A few weeks ago, during my holiday break, I decided to revisit one of my old pet projects WallpaperHub. It’s a simple Flutter app where users can browse wallpapers and share them with friends.
Nothing fancy.
Nothing experimental.
Or at least… that’s what I thought.
The Calm Before the Crash
The app had been running perfectly for a long time.
- Flutter app ✅
- share_plus plugin ✅
- Tested on iOS 17 ✅
- Tested on Android ✅
I recently updated my system and got access to an iOS 26 device.
Naturally, I wanted to run the app and see how it behaves on the latest iOS.
The app launched.
The UI looked fine.
Scrolling was smooth.
Then I tapped the Share button.
💥 Boom. Runtime exception.
“Wait… This Worked Yesterday”
The crash happened only when triggering the share action.
What confused me even more:
- Same code
- Same plugin version
- Same app
- Worked perfectly on iOS 17
But on iOS 26, the app crashed immediately.
At first, I assumed:
- Maybe Xcode issue
- Maybe simulator bug
- Maybe iOS beta instability
But no, this was a real breaking change.
The Error That Gave It Away
After carefully reading the logs, the issue pointed toward the share sheet presentation on iOS.
That’s when I remembered something important:
On iOS, sharing content requires a valid source rectangle for popover presentation.

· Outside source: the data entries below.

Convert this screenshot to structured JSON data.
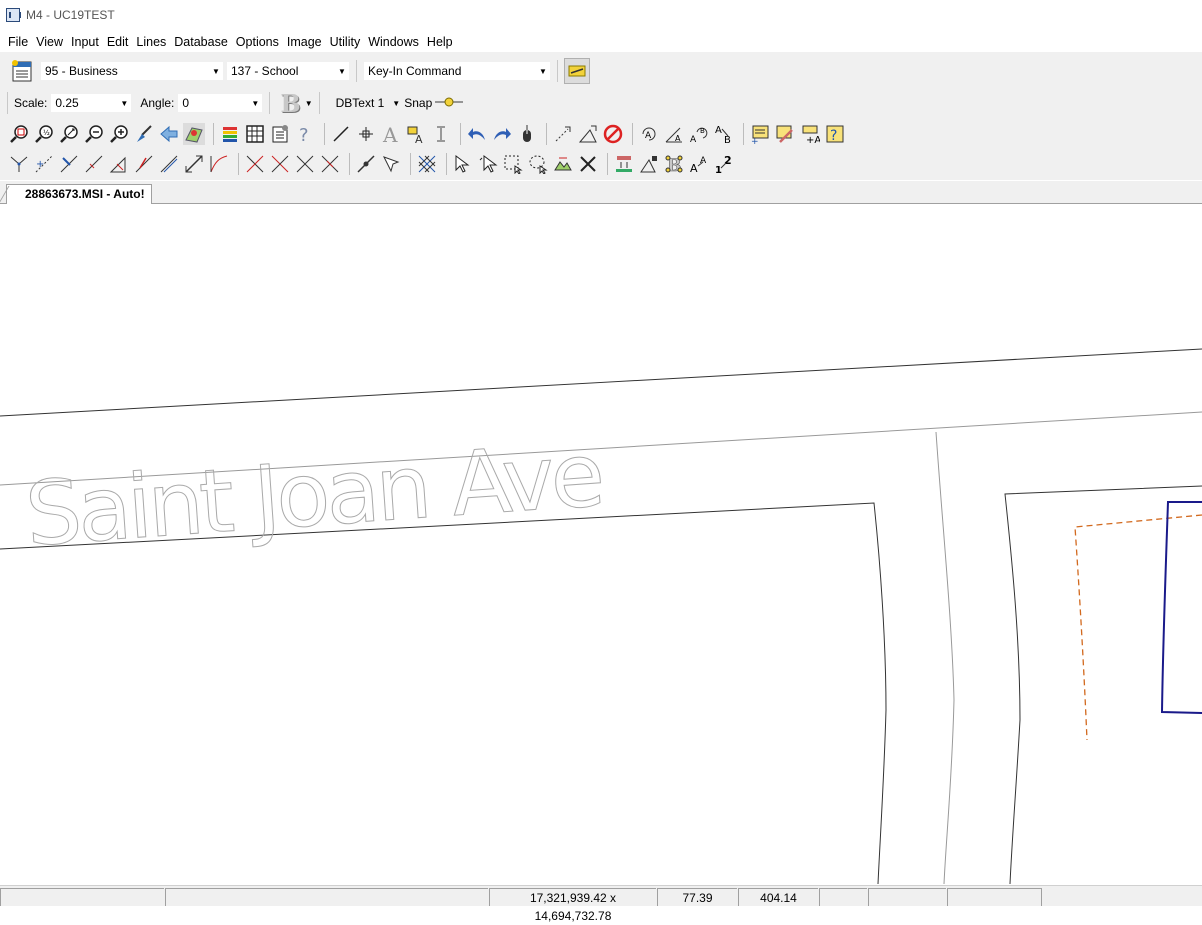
{
  "window": {
    "title": "M4 - UC19TEST"
  },
  "menu": [
    "File",
    "View",
    "Input",
    "Edit",
    "Lines",
    "Database",
    "Options",
    "Image",
    "Utility",
    "Windows",
    "Help"
  ],
  "toolbar": {
    "layer_select": "95 - Business",
    "symbol_select": "137 - School",
    "command_select": "Key-In Command",
    "scale_label": "Scale:",
    "scale_value": "0.25",
    "angle_label": "Angle:",
    "angle_value": "0",
    "bold_glyph": "B",
    "text_style": "DBText 1",
    "snap_label": "Snap"
  },
  "document_tab": "28863673.MSI - Auto!",
  "canvas": {
    "street_label": "Saint Joan Ave"
  },
  "status": {
    "coordinates": "17,321,939.42 x 14,694,732.78",
    "value1": "77.39",
    "value2": "404.14"
  }
}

Older iOS versions were more forgiving.
iOS 26? Not anymore.
The Root Cause (Why This Happens)
If you’re using share_plus version 11 or below, the plugin internally relied on deprecated behavior when presenting the iOS share sheet.
Specifically:
- iOS now strictly requires a valid
sharePositionOrigin - Without it, the app crashes at runtime
- Older iOS versions silently ignored this
So, upgrading iOS exposed an incompatibility in older plugin versions.
This wasn’t a Flutter issue.
This wasn’t my code logic issue.
It was an outdated dependency.
The Quick Fix (Two Ways)
Recommended Solution: Upgrade share_plus
The easiest and safest solution is:
dependencies:
share_plus: ^latest
The newer versions properly handle iOS share sheet requirements.
Still Using Deprecated Code? It Won’t Break (Yet)
Interestingly, even in the latest versions, deprecated APIs still work, as long as you explicitly provide the required positioning.
Here’s the updated code I used in my app:
final box = context.findRenderObject() as RenderBox?;
return SharePlus.instance.share(
ShareParams(
text: text,
title: title,
subject: subject,
sharePositionOrigin:
box!.localToGlobal(Offset.zero) & box.size, // REQUIRED for iOS
),
);
This single line is the key
box!.localToGlobal(Offset.zero) & box.size
It tells iOS:
“Here’s where the share sheet should originate from.”
Without it, 💥 crash.
Real Example From My Project
This wasn’t a demo fix.
This is exactly what I did in my real project WallpaperHub.
- GitHub repo: 👉 https://github.com/alamin-karno/wallpaper_hub
- Exact file where the fix lives: 👉 https://raw.githubusercontent.com/alamin-karno/wallpaper_hub/refs/heads/master/lib/core/helper/app_helper.dart
If you open that file, you’ll see how the helper method safely handles sharing across platforms including iOS 26.
Why iOS 26 Made This Visible
This is the important takeaway
iOS 26 didn’t break your app.
It stopped tolerating unsafe behavior.
Older iOS versions:
- Allowed missing share origin
- Failed silently
iOS 26:
- Enforces correct popover positioning
- Crashes if you don’t provide it
This is actually a good thing but only if your dependencies are up to date.
Lessons Learned (So You Don’t Suffer Like I Did)
- Always test your Flutter apps on the latest iOS
- Old plugins can break even if your code hasn’t changed
- iOS is less forgiving with UI presentation rules
- Reading logs carefully saves hours
- Sometimes… AI really does help
Final Thoughts
This bug cost me a few hours of digging, log reading, and head scratching all from tapping a single Share button.
But that’s Flutter life:
- One OS update
- One outdated plugin
- One runtime crash
Hopefully, this story saves you that time.
If your Flutter app crashes on iOS 26 when sharing, now you know exactly why and how to fix it.
Happy coding 🚀 And keep your dependencies fresh.